Thereat frown’d Coridon, and his lip closely bit.
 
XLII
But Calidore, of courteous inclination,
        370
Tooke Coridon and set him in his place,
That he should lead the daunce, as was his fashion;
For Coridon could daunce, and trimly trace.
And when as Pastorella, him to grace,
Her flowry garlond tooke from her owne head,        375
And plast on his, he did it soone displace,
And did it put on Coridons in stead:
Then Coridon woxe frollicke, that earst seemed dead.
 
XLIII
Another time, when as they did dispose
To practise games, and maisteries to try,        380
They for their judge did Pastorella chose;
A garland was the meed of victory.
There Coridon, forth stepping openly,
Did chalenge Calidore, to wrestling game:
For he, through long and perfect industry,        385
Therein well practisd was, and in the same
Thought sure t’ avenge his grudge, and worke his foe great shame.
 
XLIV
But Calidore he greatly did mistake;
For he was strong and mightily stiffe pight,
That with one fall his necke he almost brake,        390
And had he not upon him fallen light,
His dearest joynt he sure had broken quight.
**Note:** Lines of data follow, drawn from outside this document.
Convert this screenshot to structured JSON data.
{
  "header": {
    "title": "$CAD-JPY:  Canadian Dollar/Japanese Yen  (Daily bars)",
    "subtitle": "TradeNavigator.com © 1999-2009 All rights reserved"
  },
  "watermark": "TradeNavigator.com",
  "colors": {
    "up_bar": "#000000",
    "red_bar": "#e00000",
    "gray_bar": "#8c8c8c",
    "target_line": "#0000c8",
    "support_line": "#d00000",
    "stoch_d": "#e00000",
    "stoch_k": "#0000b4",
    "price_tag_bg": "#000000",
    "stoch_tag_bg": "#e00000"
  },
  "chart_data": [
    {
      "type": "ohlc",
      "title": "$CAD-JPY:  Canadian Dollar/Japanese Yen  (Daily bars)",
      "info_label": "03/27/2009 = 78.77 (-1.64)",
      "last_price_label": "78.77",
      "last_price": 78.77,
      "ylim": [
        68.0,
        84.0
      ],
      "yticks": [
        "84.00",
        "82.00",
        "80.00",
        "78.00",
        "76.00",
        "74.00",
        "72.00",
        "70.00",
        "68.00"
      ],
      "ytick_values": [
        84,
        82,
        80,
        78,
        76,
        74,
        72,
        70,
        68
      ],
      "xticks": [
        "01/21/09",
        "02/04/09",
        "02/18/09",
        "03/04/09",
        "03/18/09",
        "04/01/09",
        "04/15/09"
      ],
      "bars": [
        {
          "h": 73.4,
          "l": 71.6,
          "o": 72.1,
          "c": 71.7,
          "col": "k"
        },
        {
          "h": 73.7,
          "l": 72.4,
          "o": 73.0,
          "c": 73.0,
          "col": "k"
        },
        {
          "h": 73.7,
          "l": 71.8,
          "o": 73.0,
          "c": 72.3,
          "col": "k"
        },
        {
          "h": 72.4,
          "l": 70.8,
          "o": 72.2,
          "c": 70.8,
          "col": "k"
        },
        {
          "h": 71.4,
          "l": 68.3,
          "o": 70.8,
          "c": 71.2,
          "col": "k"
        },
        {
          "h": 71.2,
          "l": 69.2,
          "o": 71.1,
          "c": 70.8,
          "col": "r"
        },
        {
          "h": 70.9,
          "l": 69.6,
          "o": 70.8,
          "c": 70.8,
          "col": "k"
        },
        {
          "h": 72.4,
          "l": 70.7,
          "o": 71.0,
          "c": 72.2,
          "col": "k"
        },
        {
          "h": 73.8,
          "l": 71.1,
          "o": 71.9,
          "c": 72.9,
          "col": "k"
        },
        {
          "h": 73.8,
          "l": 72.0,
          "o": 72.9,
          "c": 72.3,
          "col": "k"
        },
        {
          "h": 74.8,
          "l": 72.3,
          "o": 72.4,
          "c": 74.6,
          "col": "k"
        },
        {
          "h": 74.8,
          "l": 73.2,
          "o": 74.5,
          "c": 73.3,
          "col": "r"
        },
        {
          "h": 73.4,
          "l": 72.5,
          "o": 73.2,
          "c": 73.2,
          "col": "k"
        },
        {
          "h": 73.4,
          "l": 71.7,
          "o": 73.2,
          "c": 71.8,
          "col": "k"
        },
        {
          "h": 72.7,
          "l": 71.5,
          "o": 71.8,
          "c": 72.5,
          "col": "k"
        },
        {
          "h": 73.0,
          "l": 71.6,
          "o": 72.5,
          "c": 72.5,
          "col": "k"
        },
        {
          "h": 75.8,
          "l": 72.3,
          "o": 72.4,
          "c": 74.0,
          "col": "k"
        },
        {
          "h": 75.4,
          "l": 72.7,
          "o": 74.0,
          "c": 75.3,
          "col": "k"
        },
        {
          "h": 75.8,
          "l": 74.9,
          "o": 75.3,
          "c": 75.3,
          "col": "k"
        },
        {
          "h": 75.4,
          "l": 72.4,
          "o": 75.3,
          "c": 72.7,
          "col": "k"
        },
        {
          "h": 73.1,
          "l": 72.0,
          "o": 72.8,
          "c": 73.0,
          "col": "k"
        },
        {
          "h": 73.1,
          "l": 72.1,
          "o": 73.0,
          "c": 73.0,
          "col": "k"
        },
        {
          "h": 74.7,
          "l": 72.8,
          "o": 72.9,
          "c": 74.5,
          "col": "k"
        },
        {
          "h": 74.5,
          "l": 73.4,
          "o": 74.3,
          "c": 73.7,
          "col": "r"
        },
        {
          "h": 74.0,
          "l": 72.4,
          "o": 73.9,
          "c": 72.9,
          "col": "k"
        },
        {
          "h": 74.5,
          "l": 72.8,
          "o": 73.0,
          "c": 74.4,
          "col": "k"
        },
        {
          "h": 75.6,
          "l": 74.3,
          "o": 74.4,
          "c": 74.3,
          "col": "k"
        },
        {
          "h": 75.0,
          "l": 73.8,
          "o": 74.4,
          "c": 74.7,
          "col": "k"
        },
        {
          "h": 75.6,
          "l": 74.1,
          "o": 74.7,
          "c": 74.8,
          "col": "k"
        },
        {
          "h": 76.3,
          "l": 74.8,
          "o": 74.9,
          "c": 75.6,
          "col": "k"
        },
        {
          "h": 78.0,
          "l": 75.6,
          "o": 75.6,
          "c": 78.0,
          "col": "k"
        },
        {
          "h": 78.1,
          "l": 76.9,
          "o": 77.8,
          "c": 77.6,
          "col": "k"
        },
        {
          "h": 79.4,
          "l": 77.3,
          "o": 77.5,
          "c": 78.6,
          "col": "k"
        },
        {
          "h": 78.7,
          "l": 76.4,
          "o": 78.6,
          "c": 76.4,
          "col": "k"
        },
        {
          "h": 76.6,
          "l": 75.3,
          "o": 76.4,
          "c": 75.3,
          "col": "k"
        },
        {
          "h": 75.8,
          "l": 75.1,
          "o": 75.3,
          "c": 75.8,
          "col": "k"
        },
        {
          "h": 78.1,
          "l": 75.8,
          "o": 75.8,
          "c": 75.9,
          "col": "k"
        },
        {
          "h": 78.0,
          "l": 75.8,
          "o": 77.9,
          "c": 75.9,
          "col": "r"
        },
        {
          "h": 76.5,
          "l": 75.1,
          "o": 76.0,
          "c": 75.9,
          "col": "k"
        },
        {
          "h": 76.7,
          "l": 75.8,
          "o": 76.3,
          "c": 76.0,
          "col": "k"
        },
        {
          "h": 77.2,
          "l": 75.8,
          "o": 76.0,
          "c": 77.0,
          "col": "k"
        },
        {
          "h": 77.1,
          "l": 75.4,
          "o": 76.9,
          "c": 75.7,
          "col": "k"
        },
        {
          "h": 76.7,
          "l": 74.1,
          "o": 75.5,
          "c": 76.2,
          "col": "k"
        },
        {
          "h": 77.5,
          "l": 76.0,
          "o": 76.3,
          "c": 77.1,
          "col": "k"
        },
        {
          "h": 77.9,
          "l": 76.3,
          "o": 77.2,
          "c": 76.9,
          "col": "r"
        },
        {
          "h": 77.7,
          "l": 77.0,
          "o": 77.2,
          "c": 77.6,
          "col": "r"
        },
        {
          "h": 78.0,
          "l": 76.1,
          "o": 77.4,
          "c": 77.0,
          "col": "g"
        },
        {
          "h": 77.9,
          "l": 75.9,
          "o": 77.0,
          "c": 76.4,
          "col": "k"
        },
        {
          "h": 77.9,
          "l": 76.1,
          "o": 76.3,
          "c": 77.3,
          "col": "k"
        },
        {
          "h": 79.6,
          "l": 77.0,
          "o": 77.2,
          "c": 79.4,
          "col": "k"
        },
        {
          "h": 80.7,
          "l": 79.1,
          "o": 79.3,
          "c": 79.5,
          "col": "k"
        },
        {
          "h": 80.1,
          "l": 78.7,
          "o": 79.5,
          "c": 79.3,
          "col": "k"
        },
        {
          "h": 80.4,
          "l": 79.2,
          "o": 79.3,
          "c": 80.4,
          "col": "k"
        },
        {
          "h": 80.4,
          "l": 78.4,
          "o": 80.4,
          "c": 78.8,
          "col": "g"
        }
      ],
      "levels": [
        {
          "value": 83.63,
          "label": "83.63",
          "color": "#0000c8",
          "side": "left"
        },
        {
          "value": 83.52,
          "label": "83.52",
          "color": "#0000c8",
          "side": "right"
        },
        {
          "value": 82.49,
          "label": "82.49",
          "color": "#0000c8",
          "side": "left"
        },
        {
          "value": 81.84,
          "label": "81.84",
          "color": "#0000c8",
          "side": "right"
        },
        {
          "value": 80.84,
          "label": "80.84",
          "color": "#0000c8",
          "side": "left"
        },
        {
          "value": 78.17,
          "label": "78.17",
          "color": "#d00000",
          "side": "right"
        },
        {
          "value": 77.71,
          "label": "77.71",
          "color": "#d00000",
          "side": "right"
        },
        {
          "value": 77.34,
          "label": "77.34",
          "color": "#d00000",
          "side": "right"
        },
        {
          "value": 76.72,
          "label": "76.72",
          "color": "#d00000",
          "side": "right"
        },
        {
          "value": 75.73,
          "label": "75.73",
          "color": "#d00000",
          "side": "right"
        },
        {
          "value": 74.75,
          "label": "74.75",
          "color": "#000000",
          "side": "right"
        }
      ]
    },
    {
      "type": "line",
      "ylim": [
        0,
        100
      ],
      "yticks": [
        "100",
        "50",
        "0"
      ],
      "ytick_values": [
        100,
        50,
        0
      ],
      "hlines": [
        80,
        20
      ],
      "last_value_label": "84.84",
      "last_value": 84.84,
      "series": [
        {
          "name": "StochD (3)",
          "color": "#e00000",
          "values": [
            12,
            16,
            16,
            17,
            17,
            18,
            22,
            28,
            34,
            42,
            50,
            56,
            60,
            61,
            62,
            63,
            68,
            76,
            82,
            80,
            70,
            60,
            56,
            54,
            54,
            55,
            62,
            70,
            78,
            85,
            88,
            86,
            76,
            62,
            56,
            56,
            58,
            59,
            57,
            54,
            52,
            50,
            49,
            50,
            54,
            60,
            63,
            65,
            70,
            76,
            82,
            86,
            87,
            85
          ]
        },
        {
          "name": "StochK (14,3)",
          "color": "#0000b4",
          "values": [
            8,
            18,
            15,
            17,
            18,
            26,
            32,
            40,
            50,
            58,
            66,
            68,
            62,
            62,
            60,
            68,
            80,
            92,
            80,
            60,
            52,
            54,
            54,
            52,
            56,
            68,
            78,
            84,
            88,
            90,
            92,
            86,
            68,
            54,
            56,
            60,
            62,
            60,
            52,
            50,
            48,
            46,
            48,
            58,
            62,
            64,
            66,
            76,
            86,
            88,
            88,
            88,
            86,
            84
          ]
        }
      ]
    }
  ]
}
Then was the oaken crowne by Pastorell
Given to Calidore, as his due right;
But he, that did in courtesie excell,        395
Gave it to Coridon, and said he wonne it well.
 
XLV
Thus did the gentle knight himselfe abeare
Amongst that rusticke rout in all his deeds,
That even they the which his rivals were
Could not maligne him, but commend him needs:        400
For courtesie amongst the rudest breeds
Good will and favour. So it surely wrought
With this faire mayd, and in her mynde the seeds
Of perfect love did sow, that last forth brought
The fruite of joy and blisse, though long time dearely bought.        405
 
XLVI
Thus Calidore continu’d there long time,
To winne the love of the faire Pastorell;
Which having got, he used without crime
Or blamefull blot, but menaged so well,
That he, of all the rest which there did dwell,        410
Was favoured, and to her grace commended.
But what straunge fortunes unto him befell,
Ere he attain’d the point by him intended,
Shall more conveniently in other place be ended.